Today’s PreservationNation blog has a story and video about Historic Rugby, a 2009 National Preservation Honor Award winner of the National Trust for Historic Preservation. The blog post brought back great memories.
Rugby was established in the 1880s by the successful Victorian-era author Thomas Hughes as a Utopian community for the second sons of English gentry. Due to the system of primogeniture, these men would inherit little or no property and had very limited career opportunities. Hughes established this colony in the beautiful but hard-scrabble Cumberland Plateau area of Tennessee. After some initial success, the colony fell on hard times, ultimately failed and was largely forgotten. In the mid-1960s, residents of the area began to restore the remaining historic buildings and over the course of five decades have saved this wonderful place and turned it into a thriving community and a favorite spot for tourists.
That’s the official story. The reason it is important to me is because it is where I undertook my first hands-on preservation work, leading to a career that’s now in its fourth decade.
One of the visionary individuals who began the hard work of saving Rugby was named Brian Stagg. His brother, Alan Stagg, was my Boy Scout leader. Beginning in the late 1960s, our scout troop would travel to Rugby during the summer, camp out on the site of the old hospital for a week, and undertake clean-up/fix-up projects around the historic buildings in between hikes and swims in the beautiful Clear Fork River (in the old “men’s swimming hole”). My very first preservation experience was cleaning out the brush that had surrounded the amazing Thomas Hughes Free Public Library (pictured in the background above), which contained over 7,000 volumes of pre-1900 books, many first editions donated to Hughes. Even as a young teenager I was astounded that such an amazing collection of historic books were just sitting in a sweet little structure in the middle of nowhere. (And Rugby, dear friends, is far from the beaten path.)
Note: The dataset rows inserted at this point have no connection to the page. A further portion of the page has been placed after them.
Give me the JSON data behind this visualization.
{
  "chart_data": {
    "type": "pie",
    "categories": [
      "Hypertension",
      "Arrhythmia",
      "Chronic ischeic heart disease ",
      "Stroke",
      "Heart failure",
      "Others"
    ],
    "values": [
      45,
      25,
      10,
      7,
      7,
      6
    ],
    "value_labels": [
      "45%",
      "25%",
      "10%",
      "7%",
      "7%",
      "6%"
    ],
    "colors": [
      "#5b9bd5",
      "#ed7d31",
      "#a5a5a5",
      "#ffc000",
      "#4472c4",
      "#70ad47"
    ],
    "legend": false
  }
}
Brian Stagg tragically died much too young, but the family connection has remained, as his sister Barbara has been a leader and stalwart at Historic Rugby since the 1960s.
If you are traveling down the interstate highway from Knoxville to Nashville and see a sign for Historic Rugby and the Big South Fork Recreation area, do yourself a favor and take a couple of hours detour to see a unique place in American history and learn about what the vision of a handful of hard-working citizens – mixed in with the sweat of some Boy Scouts – can accomplish.